Conditionner la fin du port du masque à une responsabilisation individuelle
Bien que la fin annoncée du port du masque coïncide avec le printemps et le retour des fenêtres ouvertes, et donc d'une aération plus grande, Pascal Crepey, épidémiologiste à l'Ecole des hautes études de santé publique de Rennes, invite lui aussi à rester prudent. "Cette levée du masque me semble pertinente, à condition que le contexte épidémiologique suive et que cette obligation soit remplacée par une responsabilisation individuelle", souligne-t-il auprès de franceinfo. "Il faut que nous gardions nos masques à portée de main, y compris le jour où le virus circulera très faiblement", insiste-t-il.

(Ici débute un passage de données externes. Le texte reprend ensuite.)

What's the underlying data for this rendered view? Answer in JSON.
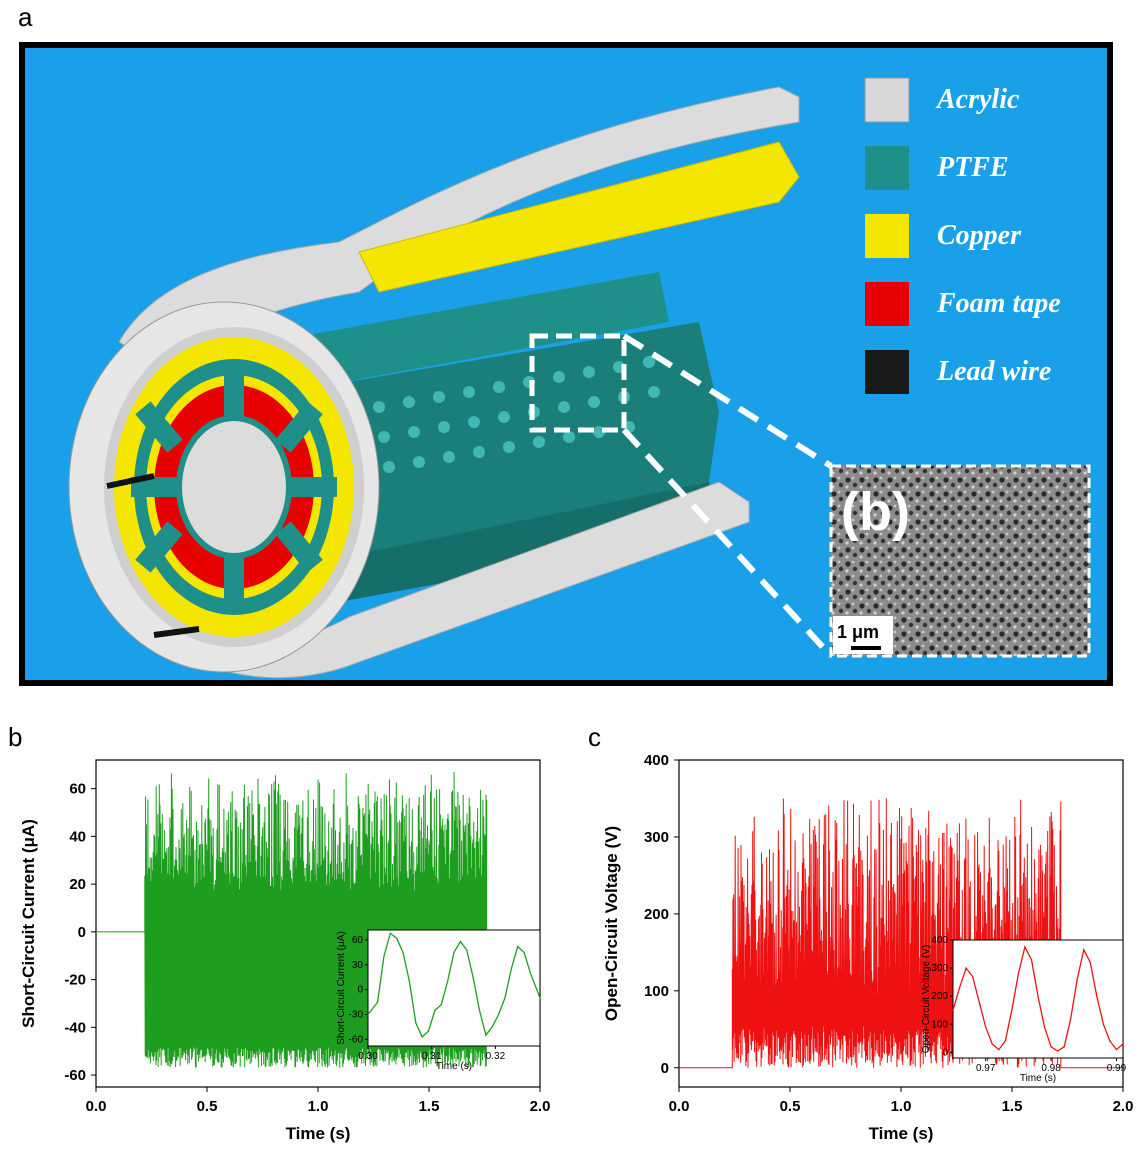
{
  "panel_labels": {
    "a": "a",
    "b": "b",
    "c": "c"
  },
  "diagram": {
    "background_color": "#1aa0e8",
    "legend": [
      {
        "label": "Acrylic",
        "color": "#d8d8d8"
      },
      {
        "label": "PTFE",
        "color": "#1f8f8a"
      },
      {
        "label": "Copper",
        "color": "#f5e600"
      },
      {
        "label": "Foam tape",
        "color": "#e60000"
      },
      {
        "label": "Lead wire",
        "color": "#1a1a1a"
      }
    ],
    "sem_label": "(b)",
    "scale_bar": "1 μm"
  },
  "chart_data": [
    {
      "type": "line",
      "panel": "b",
      "xlabel": "Time (s)",
      "ylabel": "Short-Circuit Current (μA)",
      "xlim": [
        0.0,
        2.0
      ],
      "ylim": [
        -65,
        72
      ],
      "xticks": [
        "0.0",
        "0.5",
        "1.0",
        "1.5",
        "2.0"
      ],
      "yticks": [
        "-60",
        "-40",
        "-20",
        "0",
        "20",
        "40",
        "60"
      ],
      "color": "#1e9e1e",
      "signal": {
        "baseline_until": 0.22,
        "active_from": 0.22,
        "active_until": 1.76,
        "peak_max": 68,
        "peak_min": -57
      },
      "inset": {
        "xlabel": "Time (s)",
        "ylabel": "Short-Circuit Current (μA)",
        "xlim": [
          0.3,
          0.327
        ],
        "ylim": [
          -68,
          72
        ],
        "xticks": [
          "0.30",
          "0.31",
          "0.32"
        ],
        "yticks": [
          "-60",
          "-30",
          "0",
          "30",
          "60"
        ],
        "x": [
          0.3,
          0.3015,
          0.3025,
          0.3035,
          0.3045,
          0.3055,
          0.3065,
          0.3075,
          0.3085,
          0.3095,
          0.3105,
          0.3115,
          0.3125,
          0.3135,
          0.3145,
          0.3155,
          0.3165,
          0.3175,
          0.3185,
          0.3195,
          0.3205,
          0.3215,
          0.3225,
          0.3235,
          0.3245,
          0.3255,
          0.327
        ],
        "y": [
          -30,
          -15,
          40,
          68,
          62,
          45,
          10,
          -40,
          -57,
          -50,
          -25,
          -18,
          10,
          45,
          58,
          48,
          15,
          -25,
          -55,
          -45,
          -30,
          -10,
          25,
          52,
          45,
          20,
          -10
        ]
      }
    },
    {
      "type": "line",
      "panel": "c",
      "xlabel": "Time (s)",
      "ylabel": "Open-Circuit Voltage (V)",
      "xlim": [
        0.0,
        2.0
      ],
      "ylim": [
        -25,
        400
      ],
      "xticks": [
        "0.0",
        "0.5",
        "1.0",
        "1.5",
        "2.0"
      ],
      "yticks": [
        "0",
        "100",
        "200",
        "300",
        "400"
      ],
      "color": "#ee1111",
      "signal": {
        "baseline_until": 0.24,
        "active_from": 0.24,
        "active_until": 1.72,
        "peak_max": 370,
        "peak_min": 0
      },
      "inset": {
        "xlabel": "Time (s)",
        "ylabel": "Open-Circuit Voltage (V)",
        "xlim": [
          0.965,
          0.991
        ],
        "ylim": [
          -20,
          400
        ],
        "xticks": [
          "0.97",
          "0.98",
          "0.99"
        ],
        "yticks": [
          "0",
          "100",
          "200",
          "300",
          "400"
        ],
        "x": [
          0.965,
          0.966,
          0.967,
          0.968,
          0.969,
          0.97,
          0.971,
          0.972,
          0.973,
          0.974,
          0.975,
          0.976,
          0.977,
          0.978,
          0.979,
          0.98,
          0.981,
          0.982,
          0.983,
          0.984,
          0.985,
          0.986,
          0.987,
          0.988,
          0.989,
          0.99,
          0.991
        ],
        "y": [
          150,
          230,
          300,
          270,
          180,
          90,
          30,
          10,
          40,
          150,
          280,
          375,
          330,
          200,
          90,
          20,
          5,
          20,
          120,
          260,
          365,
          320,
          200,
          100,
          40,
          10,
          30
        ]
      }
    }
  ]
}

"Le masque est un outil d'hygiène et de prévention face au risque d'infection. C'est pourquoi il faut qu'on s'habitue à prendre nous-même la décision de le porter quand cela est nécessaire. Soit parce qu'on risque d'être contaminé, soit parce qu'on peut être contaminant."
Pascal Crepey, épidémiologisteà franceinfo
Sur LCI, Mircea Sofonea, épidémiologiste à Montpellier, a lui qualifié cette mesure de "politique". "Ce n'est pas parce qu'il y a moins d'accidents de voiture que vous décidez d'enlever la ceinture de sécurité", a-t-il souligné. D'autant plus qu'en mars, "personne ne sait où on en sera."